Demain, le rouge va gagner du terrain de façon spectaculaire
Selon les prévisions de Météo-France, la situation ne va pas s’améliorer samedi, bien au contraire. Vingt-quatre départements du quart nord-ouest basculeront en vigilance rouge canicule, contre neuf ce vendredi. Cinquante-six autres resteront en orange. L’extension géographique de l’alerte maximale est brutale, presque un triplement en 24 heures.
« Samedi après-midi, les maximales sont comprises entre 35 et 38 degrés sur la plupart des régions, avec des pointes à 39 degrés sur le Val-de-Loire », détaille l’organisme dans son bulletin de 6 heures. Seuls le pourtour méditerranéen, les côtes de la Manche et les Hauts-de-France resteront sous la barre des 35 degrés.
Cette troisième canicule en deux mois interroge sur la fréquence de ces épisodes extrêmes, un sujet que plusieurs indicateurs environnementaux annonçaient déjà comme durable. L’épisode doit persister au moins jusqu’en milieu de semaine prochaine, sans réel répit nocturne dans de nombreuses régions.

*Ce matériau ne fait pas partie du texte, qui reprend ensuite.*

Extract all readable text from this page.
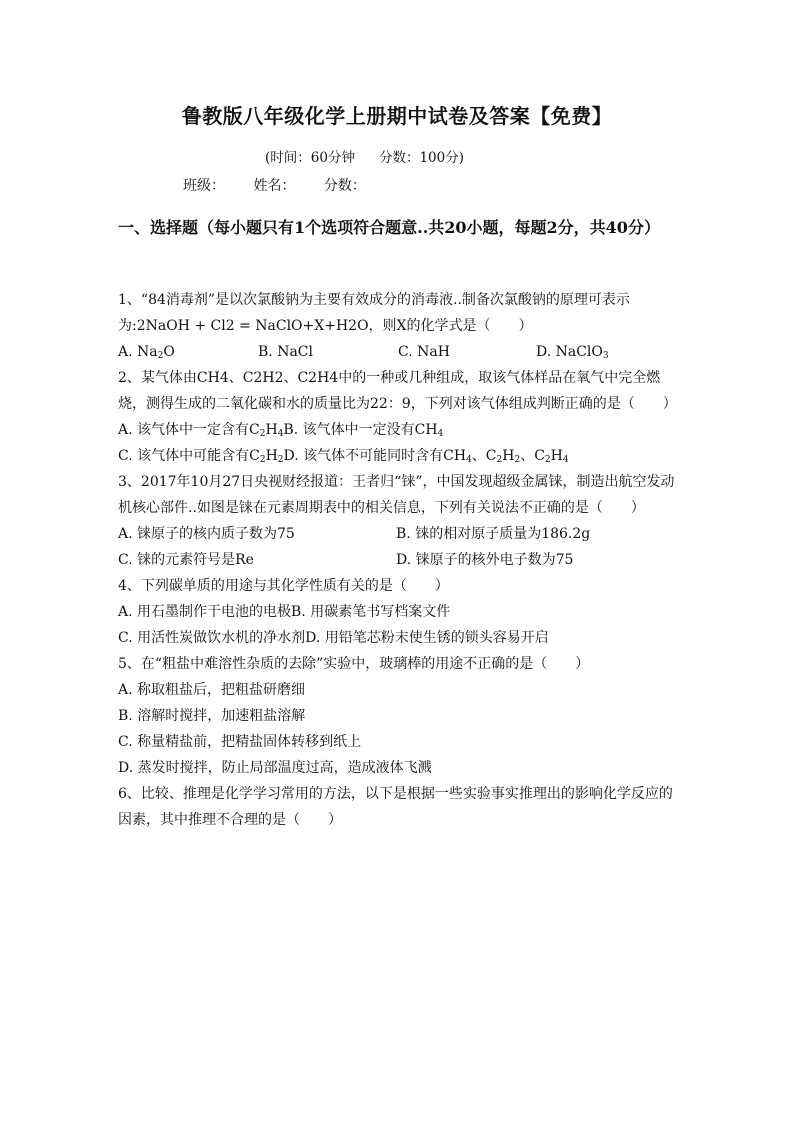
鲁教版八年级化学上册期中试卷及答案【免费】
(时间：60分钟 分数：100分)
班级： 姓名： 分数：
一、选择题（每小题只有1个选项符合题意..共20小题，每题2分，共40分）

1、“84消毒剂”是以次氯酸钠为主要有效成分的消毒液..制备次氯酸钠的原理可表示为:2NaOH + Cl2 = NaClO+X+H2O，则X的化学式是（　　）

A. $Na_2O$	B. NaCl	C. NaH	D. NaClO$_3$

2、某气体由CH4、C2H2、C2H4中的一种或几种组成，取该气体样品在氧气中完全燃烧，测得生成的二氧化碳和水的质量比为22：9，下列对该气体组成判断正确的是（　　）

A. 该气体中一定含有$C_2H_4B$. 该气体中一定没有$CH_4$

C. 该气体中可能含有$C_2H_2D$. 该气体不可能同时含有$CH_4$、$C_2H_2$、$C_2H_4$

3、2017年10月27日央视财经报道：王者归“铼”，中国发现超级金属铼，制造出航空发动机核心部件..如图是铼在元素周期表中的相关信息，下列有关说法不正确的是（　　）

A. 铼原子的核内质子数为75	B. 铼的相对原子质量为186.2g
C. 铼的元素符号是Re	D. 铼原子的核外电子数为75

4、下列碳单质的用途与其化学性质有关的是（　　）

A. 用石墨制作干电池的电极B. 用碳素笔书写档案文件

C. 用活性炭做饮水机的净水剂D. 用铅笔芯粉末使生锈的锁头容易开启

5、在“粗盐中难溶性杂质的去除”实验中，玻璃棒的用途不正确的是（　　）

A. 称取粗盐后，把粗盐研磨细

B. 溶解时搅拌，加速粗盐溶解

C. 称量精盐前，把精盐固体转移到纸上

D. 蒸发时搅拌，防止局部温度过高，造成液体飞溅

6、比较、推理是化学学习常用的方法，以下是根据一些实验事实推理出的影响化学反应的因素，其中推理不合理的是（　　）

Sur les réseaux sociaux, l’annonce du plan gouvernemental suscite autant de soulagement que de scepticisme. Certains internautes ironisent sur l’aspect communicationnel de la mesure, la comparant à des plans domestiques symboliques sans effet concret. Le débat sur l’efficacité réelle des dispositifs d’urgence face à des vagues de chaleur toujours plus fréquentes ne fait que commencer.
Trois canicules, deux mois, et un plan d’urgence encore jamais activé à cette échelle : l’été 2026 impose déjà son rythme, brutal et précoce. La question n’est plus de savoir si une nouvelle vague arrivera, mais quand — et si les centres de rafraîchissement tiendront la distance.